Le documentariste et directeur de la photographie Koray Kesik a été arrêté lors d’une descente de police à Izmir le 2 mai 2024.

Le Conseil suprême de la radio et de la télévision (RTÜK), le régulateur turc de la diffusion et du streaming, a infligé des amendes à deux chaînes de télévision en raison de leur contenu critique à l’égard de membres du parti au pouvoir ou du gouvernement.
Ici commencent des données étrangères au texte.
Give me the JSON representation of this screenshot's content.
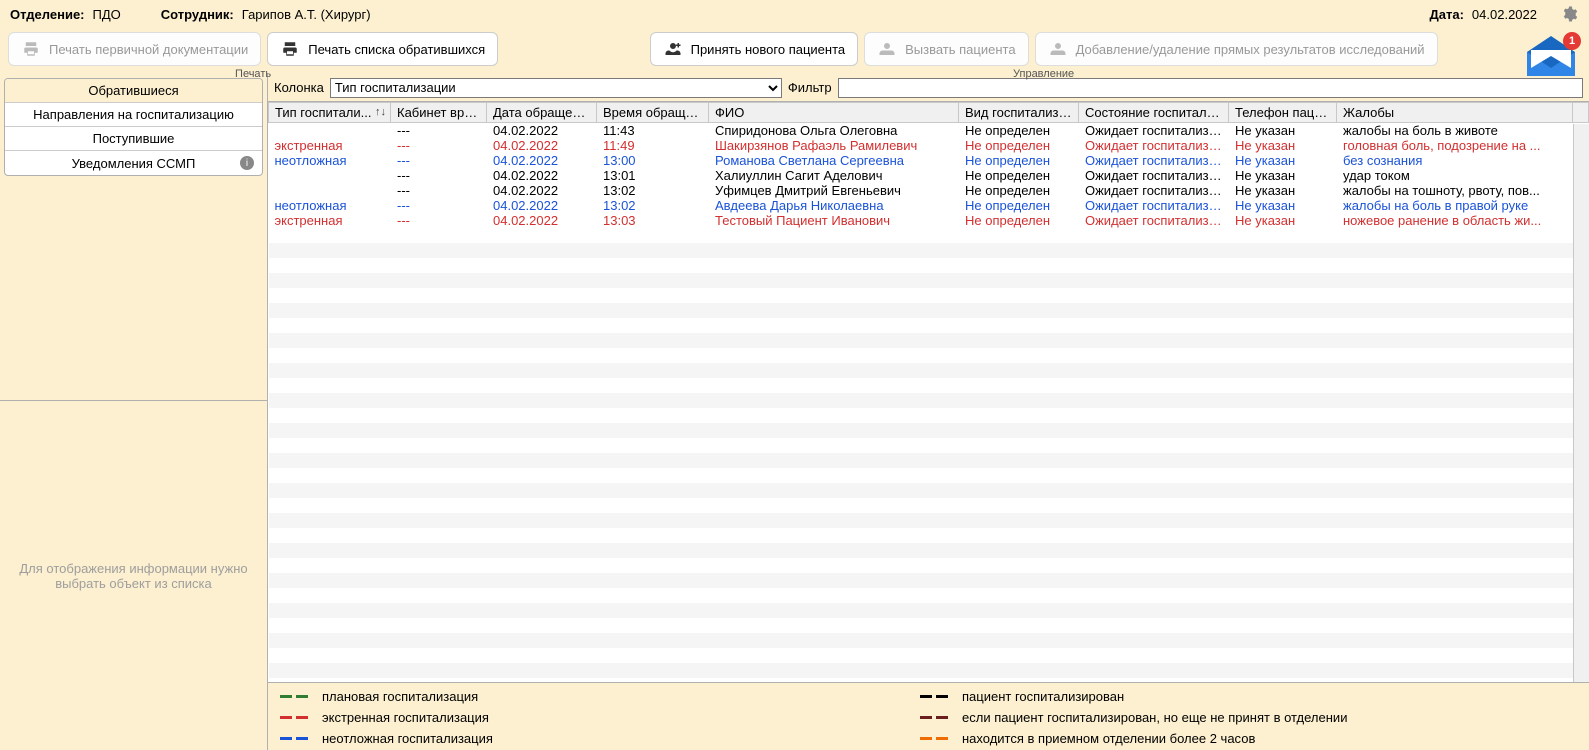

Les autorités turques ont annulé la projection d’un documentaire qui mettait en lumière les difficultés rencontrées par les victimes de la purge qui a suivi le coup d’État, peu avant la date prévue pour sa projection dans le cadre d’un festival du film à Ankara.

 

LIBERTÉ DE RÉUNION ET D’ASSOCIATION

La police turque a arrêté 210 personnes après que les autorités aient interdit les rassemblements du 1er mai sur la place centrale de Taksim à Istanbul.

La police turque a arrêté vendredi 29 personnes qui avaient résisté aux forces de l’ordre mercredi en tentant d’organiser une manifestation sur la place centrale de Taksim à Istanbul pour marquer la Journée internationale des travailleurs, malgré l’interdiction du gouvernement.

À Ankara, la police intervient dans le parc Kuğulu pour le début du 19e festival du film ouvrier et empêche la marche.

38 qui auraient résisté aux forces de l’ordre mercredi pour tenter d’organiser une manifestation sur la place Taksim d’Istanbul à l’occasion de la Journée internationale des travailleurs, malgré l’interdiction du gouvernement, ont été arrêtées.

Le gouvernorat de Van a annoncé que les manifestations, les réunions en plein air, les réunions à l’intérieur et à l’extérieur, les déclarations à la presse, les sit-in de protestation et les enquêtes, la mise en place/l’ouverture de tentes et de stands, l’organisation de pétitions, la distribution de tracts, de brochures et de prospectus et toutes sortes d’activités de protestation sont interdites pendant 6 jours entre le 10 mai 2024 et le 15 mai 2024.

La police est intervenue lors de la manifestation organisée par Student Collectives dans la rue İstiklal pour Ata Emre Akman, un étudiant universitaire qui a été tué alors qu’il travaillait comme coursier à moto à Balıkesir. 11 étudiants ont été arrêtés.

Les gouverneurs de 12 provinces, y compris Diyarbakır, Mardin, Dersim, Bingöl, Bitlis, Kars et Izmir ont interdit toutes sortes de manifestations et de réunions à la suite du procès de Kobanê, au cours duquel les politiciens kurdes ont été condamnés à l’emprisonnement.

La police turque a arrêté 27 autres personnes qui ont résisté aux forces de l’ordre à Istanbul le 1er mai pour tenter d’organiser une manifestation sur la place centrale de Taksim malgré l’interdiction du gouvernement. Il s’agit de la troisième vague d’arrestations visant les manifestants.

 

IMPUNITÉ ET INDEPENDANCE JUDICIAIRE

Un tribunal d’Istanbul a rejeté pour la troisième fois une demande de nouveau procès de l’homme d’affaires et philanthrope emprisonné Osman Kavala.